Kami percaya bahwa sejarah itu penting. Bukan untuk merawat masa lalu sebagaimana mengelep-lap album foto keluarga. Sejarah itu penting sebab merawat ingatan merupakan hal penting. Sebab salah satu kekhasan yang menonjol dari manusia adalah kemampuannya mengkhidmati tiga dimensi waktu: yang-lampau (past), yang-kini (present), dan yang-menjelang (future).

Ketidakmampuan menghidupkan salah satu dimensi hanya akan membuat kita menjadi manusia yang tuna-sejarah.

Kegagalan menghidupkan imajinasi perihal yang-menjelang hanya akan membuat kita menjadi manusia yang tak punya rencana, tak kenal target dan cita-cita, sehingga waktu hanya dihabiskan untuk segala urusan yang-kini dan yang-di-sini saja. Ketidakmampuan menyelesaikan urusan-urusan yang terkait dengan kini dan di sini hanya akan membuat kita menjadi manusia yang cupet, tertutup, tak punya jarak pandang, sehingga kehidupan pun akan menjadi terasa begitu sempit dan sesak. Sementara keengganan untuk menghidupkan dimensi yang-silam, atau sejarah, hanya akan membuat kita menjadi pelupa yang mudah terjerembab pada kesalahan yang sama, kekeliruan yang serupa, dan akhirnya kegagalan akan menjadi hal yang sangat biasa.
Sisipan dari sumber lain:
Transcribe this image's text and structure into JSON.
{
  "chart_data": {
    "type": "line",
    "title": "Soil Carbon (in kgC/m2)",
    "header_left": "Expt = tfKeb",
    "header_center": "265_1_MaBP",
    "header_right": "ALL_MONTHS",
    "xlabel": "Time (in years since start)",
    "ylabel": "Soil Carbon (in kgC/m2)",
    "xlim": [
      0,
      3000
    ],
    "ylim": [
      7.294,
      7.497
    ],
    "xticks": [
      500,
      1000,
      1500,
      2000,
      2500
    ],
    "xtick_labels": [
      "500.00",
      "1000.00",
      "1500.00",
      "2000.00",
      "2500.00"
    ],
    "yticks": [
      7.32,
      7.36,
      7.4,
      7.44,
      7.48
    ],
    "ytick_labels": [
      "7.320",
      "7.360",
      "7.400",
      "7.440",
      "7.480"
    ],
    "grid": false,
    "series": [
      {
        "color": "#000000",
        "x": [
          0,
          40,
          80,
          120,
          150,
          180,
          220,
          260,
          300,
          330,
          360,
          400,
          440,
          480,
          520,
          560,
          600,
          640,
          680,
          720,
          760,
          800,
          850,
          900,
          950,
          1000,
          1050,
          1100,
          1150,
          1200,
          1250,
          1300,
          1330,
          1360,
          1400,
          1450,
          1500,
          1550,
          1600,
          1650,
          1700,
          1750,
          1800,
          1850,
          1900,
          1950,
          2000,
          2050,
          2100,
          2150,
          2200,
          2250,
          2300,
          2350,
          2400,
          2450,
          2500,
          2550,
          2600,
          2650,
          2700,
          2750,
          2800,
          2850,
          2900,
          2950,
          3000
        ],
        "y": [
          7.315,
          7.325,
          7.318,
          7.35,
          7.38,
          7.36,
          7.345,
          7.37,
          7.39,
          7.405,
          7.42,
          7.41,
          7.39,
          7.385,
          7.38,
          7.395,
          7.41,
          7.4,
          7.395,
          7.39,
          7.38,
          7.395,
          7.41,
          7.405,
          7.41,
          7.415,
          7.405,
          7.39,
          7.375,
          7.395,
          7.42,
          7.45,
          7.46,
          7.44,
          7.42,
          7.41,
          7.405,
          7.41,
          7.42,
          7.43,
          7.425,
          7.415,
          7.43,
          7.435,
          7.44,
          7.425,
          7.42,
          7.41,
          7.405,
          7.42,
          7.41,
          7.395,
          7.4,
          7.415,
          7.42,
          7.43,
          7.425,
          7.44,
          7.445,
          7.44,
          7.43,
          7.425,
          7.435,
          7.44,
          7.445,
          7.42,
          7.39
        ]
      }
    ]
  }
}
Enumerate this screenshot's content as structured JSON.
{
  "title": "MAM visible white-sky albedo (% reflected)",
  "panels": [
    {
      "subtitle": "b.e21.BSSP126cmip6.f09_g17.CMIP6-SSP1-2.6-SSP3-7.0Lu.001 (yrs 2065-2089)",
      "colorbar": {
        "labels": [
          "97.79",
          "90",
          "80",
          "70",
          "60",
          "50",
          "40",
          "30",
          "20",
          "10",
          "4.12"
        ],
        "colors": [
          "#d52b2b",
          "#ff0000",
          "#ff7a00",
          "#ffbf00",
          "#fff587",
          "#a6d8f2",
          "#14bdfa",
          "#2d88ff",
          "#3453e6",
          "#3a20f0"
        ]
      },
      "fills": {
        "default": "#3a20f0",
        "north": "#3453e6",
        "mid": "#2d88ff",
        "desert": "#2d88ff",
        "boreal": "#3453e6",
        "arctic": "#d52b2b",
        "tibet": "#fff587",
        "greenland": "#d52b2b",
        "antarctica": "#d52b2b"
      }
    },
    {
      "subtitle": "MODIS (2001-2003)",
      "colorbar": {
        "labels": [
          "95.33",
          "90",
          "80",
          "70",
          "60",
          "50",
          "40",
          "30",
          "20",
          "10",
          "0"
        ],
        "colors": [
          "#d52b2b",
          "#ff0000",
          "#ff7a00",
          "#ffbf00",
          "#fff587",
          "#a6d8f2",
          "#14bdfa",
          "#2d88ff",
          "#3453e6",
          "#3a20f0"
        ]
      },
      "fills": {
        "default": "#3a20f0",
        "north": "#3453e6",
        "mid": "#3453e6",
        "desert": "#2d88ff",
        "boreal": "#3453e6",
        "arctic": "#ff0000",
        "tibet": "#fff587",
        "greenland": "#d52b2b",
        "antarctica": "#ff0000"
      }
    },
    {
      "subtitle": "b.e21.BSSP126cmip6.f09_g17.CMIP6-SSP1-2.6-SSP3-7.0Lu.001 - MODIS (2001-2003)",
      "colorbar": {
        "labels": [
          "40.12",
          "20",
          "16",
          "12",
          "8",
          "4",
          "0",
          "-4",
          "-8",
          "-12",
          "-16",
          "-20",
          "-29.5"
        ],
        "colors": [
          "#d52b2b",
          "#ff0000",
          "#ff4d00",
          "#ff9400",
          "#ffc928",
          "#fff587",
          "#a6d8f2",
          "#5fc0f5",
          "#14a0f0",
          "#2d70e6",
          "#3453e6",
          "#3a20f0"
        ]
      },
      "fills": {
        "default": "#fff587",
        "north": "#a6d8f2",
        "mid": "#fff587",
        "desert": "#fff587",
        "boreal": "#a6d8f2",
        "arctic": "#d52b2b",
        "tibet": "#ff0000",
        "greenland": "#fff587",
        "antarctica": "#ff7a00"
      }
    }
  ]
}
Khusus untuk yang terakhir itu tadi, keengganan menghidupkan dimensi yang-silam, menjadi salah satu persoalan serius bangsa ini. Dari waktu ke waktu, kita begitu gampang berurusan dengan hal yang sama, lagi dan lagi. Kita menjadi bangsa yang kelewat gampangan menjadi reaktif. Ketika muncul sebuah kasus, semua beramai-ramai berbicara, mengutuk, dan mencerca. Lalu kemudian lenyap seakan tidak ada apa-apa. Lalu kemudian muncul hal yang sama kembali, dan semua kembali beramai-ramai berbicara, mengutuk dan mencerca.

Perihal artikel-artikel mengenai sejarah sepakbola Indonesia, anda bisa menelusuri puluhan artikelnya di sini:

Sejarah Sepakbola Indonesia



Persoalan-persoalan mendasar yang dihadapi bangsa Indonesia, bisa dikatakan, hampir semuanya bukan barang yang baru. Sebutlah itu korupsi, sebutlah itu resiko disintegrasi, sebutlah itu kekurangan pangan, sebutlah itu kekerasan yang dilakukan negara dan aparatnya, dan lain-lain, dan sebagainya. Semua dengan gampangnya berkomentar seakan-akan tiap kali ada kasus-kasus itu muncul orang berpikir sebagai sesuatu yang sepenuhnya baru dan tak pernah terjadi sebelumnya di masa lalu.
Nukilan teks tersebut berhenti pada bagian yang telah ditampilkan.